Au Mexique, 3e producteur mondial, la moitié de la production de café a déjà disparu en cinq ans : une maladie du caféier, la rouille, grimpe en altitude avec le réchauffement et les pluies. Alors on replante des hybrides avec des gènes de robusta, le bien nommé – fabriqués dans un labo… en France ! On replante plus haut, que ce soit Mexique, au Guatemala, en Colombie ou au Costa Rica, dans des régions montagneuses où les températures seraient plus favorables aux caféiers et aux abeilles sauvages. Sauf qu’à un moment, les montagnes ne seront plus assez hautes, et les abeilles plus assez oxygénées…
Pour le chocolat c’est le même scénario : réchauffement, sécheresse, maladies. Au Salon du chocolat à Paris, les professionnels ont alerté sur les risques du climat sur la production d’ici 20 ans, notamment en Côte d’Ivoire et au Ghana. Avec la sécheresse, les fèves sont plus petites et produisent moins de cacao. Il y en a une en revanche qui se délecte de ce temps sec, c’est la cochenille farineuse, porteuse du virus de la pousse gonflée qui s’attaque aux cacaoyers. L’avenir s’annonce donc compliqué pour nos tablettes de chocolat.

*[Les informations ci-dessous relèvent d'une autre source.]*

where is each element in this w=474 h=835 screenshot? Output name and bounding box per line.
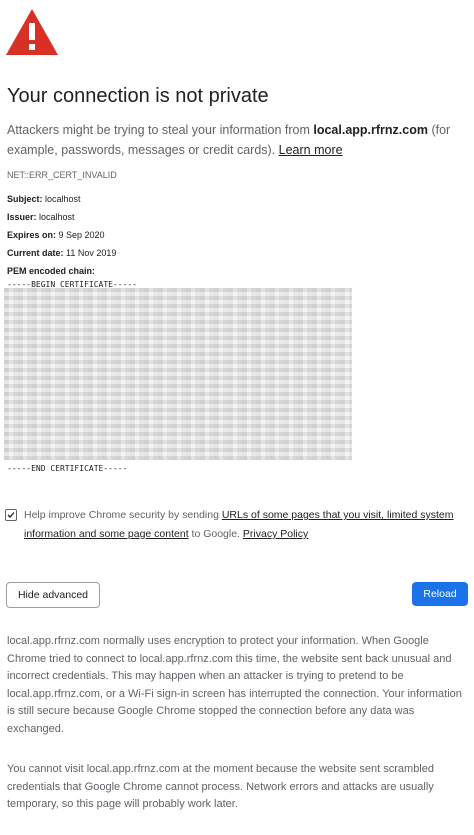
cert-redacted-block (4, 288, 352, 460)
cert-subject: Subject: localhost (7, 194, 81, 204)
cert-current-date: Current date: 11 Nov 2019 (7, 248, 116, 258)
intro-text-before: Attackers might be trying to steal your … (7, 123, 314, 137)
cert-issuer: Issuer: localhost (7, 212, 75, 222)
opt-in-label: Help improve Chrome security by sending … (24, 506, 464, 544)
cert-expires: Expires on: 9 Sep 2020 (7, 230, 105, 240)
cert-subject-value: localhost (42, 194, 81, 204)
cert-expires-label: Expires on: (7, 230, 57, 240)
cert-issuer-label: Issuer: (7, 212, 37, 222)
privacy-policy-link[interactable]: Privacy Policy (243, 528, 308, 540)
cert-issuer-value: localhost (36, 212, 75, 222)
error-code: NET::ERR_CERT_INVALID (7, 170, 117, 180)
cert-pem-label-text: PEM encoded chain: (7, 266, 96, 276)
opt-in-text-before: Help improve Chrome security by sending (24, 509, 222, 521)
intro-text: Attackers might be trying to steal your … (7, 120, 469, 160)
page-title: Your connection is not private (7, 85, 269, 107)
cert-pem-label: PEM encoded chain: (7, 266, 95, 276)
details-paragraph-2: You cannot visit local.app.rfrnz.com at … (7, 763, 434, 811)
cert-current-label: Current date: (7, 248, 64, 258)
interstitial-page: Your connection is not private Attackers… (0, 0, 474, 835)
hide-advanced-button[interactable]: Hide advanced (6, 582, 100, 608)
cert-end-marker: -----END CERTIFICATE----- (7, 464, 128, 473)
cert-current-value: 11 Nov 2019 (63, 248, 117, 258)
checkmark-icon (7, 512, 15, 518)
cert-expires-value: 9 Sep 2020 (56, 230, 105, 240)
details-paragraph-1: local.app.rfrnz.com normally uses encryp… (7, 635, 462, 735)
warning-triangle-icon (6, 9, 58, 55)
intro-domain: local.app.rfrnz.com (313, 123, 428, 137)
opt-in-text-middle: to Google. (188, 528, 243, 540)
reload-button[interactable]: Reload (412, 582, 468, 606)
cert-subject-label: Subject: (7, 194, 43, 204)
learn-more-link[interactable]: Learn more (279, 143, 343, 157)
opt-in-checkbox[interactable] (5, 509, 17, 521)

Vin, café, chocolat : évidemment ce ne sont pas les conséquences les plus dramatiques du changement climatique et de l’inaction de nos dirigeants. Et au début j’avoue, ça m’a agacée de lire toutes ces Unes sur ces sujets formatés sur mesure pour meubler trois minutes dans le JT sur la Cop23. Évidemment j’aurais préféré qu’on parle de la responsabilité des multinationales, des banques, du poids des lobbies, de comment se passer des énergies fossiles et de la campagne « pas un euro de plus ». Mais après tout, pourquoi pas : c’est concret, palpable, ça a un goût et une odeur. Ça parle à tout le monde, ça frappe les esprits. Espérons que ça aura plus d’impact que tous les graphiques réunis.